Hardly a day goes by when we don’t wake up to the sound of the eagles—chattering away at each other, from one end of the island to the other. We’ve learned quite a bit about them during our visits here.

There are several nesting pairs living here. Oddly we haven’t been able to locate the nests, but they’re here. We see eagles leaving in the morning and returning at night—like commuters off to work. Some days they all stay here—particularly when the wind is up and they can sail on the currents.

On windy days they play—soaring, then diving at each other. Often you will see two young ones flying together, jostling for position. Sometimes one will invert and they will lock talons—tumbling through the air together. It’s great fun to watch, and appears to be great fun for the birds.

In the late summer and early fall, the house provides front-row seating for the eagle show. The young ones must learn how to fish. We’ve read that even mature eagles only come up with a fish on average one of twenty attempts. From what we’ve seen, that seems about right. The rock just below the deck is a favorite place for eagles to sit and watch the schooling fish go by. When the time is right, they’ll jump off the rock, soar down to the surface of the water and try to grab herring. When they are successful, they’ll either take the fish back to the rock or to the top of a nearby tree, then dine on sushi.

Listening for Whales

From our perch on the deck we can frequently see whales swimming by feeding on the krill and schools of herring in the Passamaquoddy Bay. Though it’s always a thrill to see them there’s nothing like being out on the water with the prospect of a closer view. This is the story of one of those perfect days, calm seas, blue skies, warm sunshine. It all began with Ralph, Michael and I piling into the boat and heading off toward the bay to see what we could find.

There are a lot of ways to find sea creatures this time of year. One of the easiest ways is to follow the many whale boats. It’s their business, after all, to find whales for the eager tourists. So after picking Ralph and I up from the beach, Captain Mike headed down the “river” to see what the tour boats were up to.

We started spotting groups of porpoise right away and could only guess that fish must be plentiful as group after group of porpoise sliced through the waters around us. We cut the engine, sat out on the stern in the sun and started listening. Each of our local sea creatures have wonderfully distinctive sounds that make it easier to see them… the quiet rhythmic whosh of the porpoise, the noisy sneeze of the seals, and the loud swoosh of air and water the whales make as they break the surface of the water. Its the sounds, not the sight that guide the eye to just the right place, just in time, to see these incredible creatures glide through the water.
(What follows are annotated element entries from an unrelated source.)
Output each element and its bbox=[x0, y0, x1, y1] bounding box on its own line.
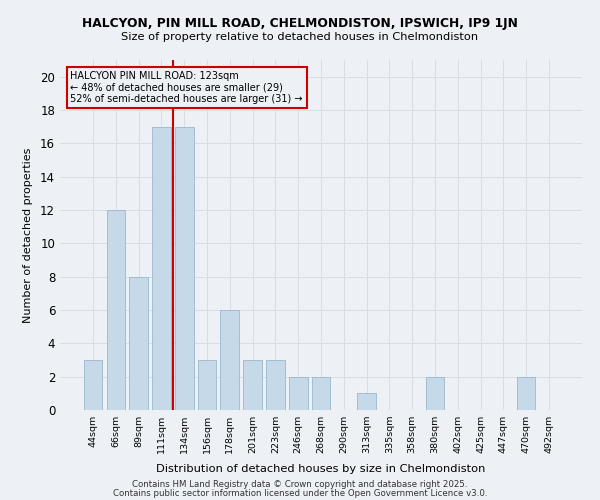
Bar bbox=[243, 360, 262, 410]
Bar bbox=[517, 376, 535, 410]
Bar bbox=[175, 126, 194, 410]
Bar bbox=[220, 310, 239, 410]
Bar bbox=[357, 394, 376, 410]
Text: Contains HM Land Registry data © Crown copyright and database right 2025.: Contains HM Land Registry data © Crown c… bbox=[132, 480, 468, 489]
Bar bbox=[130, 276, 148, 410]
Bar bbox=[107, 210, 125, 410]
X-axis label: Distribution of detached houses by size in Chelmondiston: Distribution of detached houses by size … bbox=[157, 464, 485, 474]
Y-axis label: Number of detached properties: Number of detached properties bbox=[23, 148, 33, 322]
Bar bbox=[197, 360, 217, 410]
Bar bbox=[84, 360, 103, 410]
Text: Contains public sector information licensed under the Open Government Licence v3: Contains public sector information licen… bbox=[113, 488, 487, 498]
Bar bbox=[266, 360, 285, 410]
Bar bbox=[425, 376, 445, 410]
Text: HALCYON PIN MILL ROAD: 123sqm
← 48% of detached houses are smaller (29)
52% of s: HALCYON PIN MILL ROAD: 123sqm ← 48% of d… bbox=[70, 70, 303, 104]
Text: Size of property relative to detached houses in Chelmondiston: Size of property relative to detached ho… bbox=[121, 32, 479, 42]
Bar bbox=[311, 376, 331, 410]
Bar bbox=[152, 126, 171, 410]
Bar bbox=[289, 376, 308, 410]
Text: HALCYON, PIN MILL ROAD, CHELMONDISTON, IPSWICH, IP9 1JN: HALCYON, PIN MILL ROAD, CHELMONDISTON, I… bbox=[82, 18, 518, 30]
As much as we enjoy these playful creatures.. we wanted to see WHALES.. and we were not disappointed. Guided by the distinctive swosh of air and water, we saw a number of minke and finback whales. In the distance we could see great spouts of water as two fins filled their lungs and disappeared into the blue green water. We spotted a pair of minke whales swimming in tandem, heading toward Eastport for afternoon tea…

But the absolute thrill of the day, was when one of the enormous fins broke the surface not 50 feet from the stern of our boat! The finback whale is the second largest baleen whale reaching a maximum size of around 78 feet! They are fast swimmers, and are difficult to follow, so it is a wonderful surprise to have one pop out of the water right by the boat. Ralph gave a startled bark… and I couldn’t help but wonder if these beautiful creatures are careful about the little boats in their path.

Before the day was over we saw more porpoise than I could count… Several finback whales… two minke whales, and as an extra bonus, we passed a couple dozen sleepy seals, resting in the afternoon sun on the rocks just off the east end of our island. Quite an afternoon !

Living in the midst of these beautiful creatures is definitely one of the blessings of life on Casco Bay Island.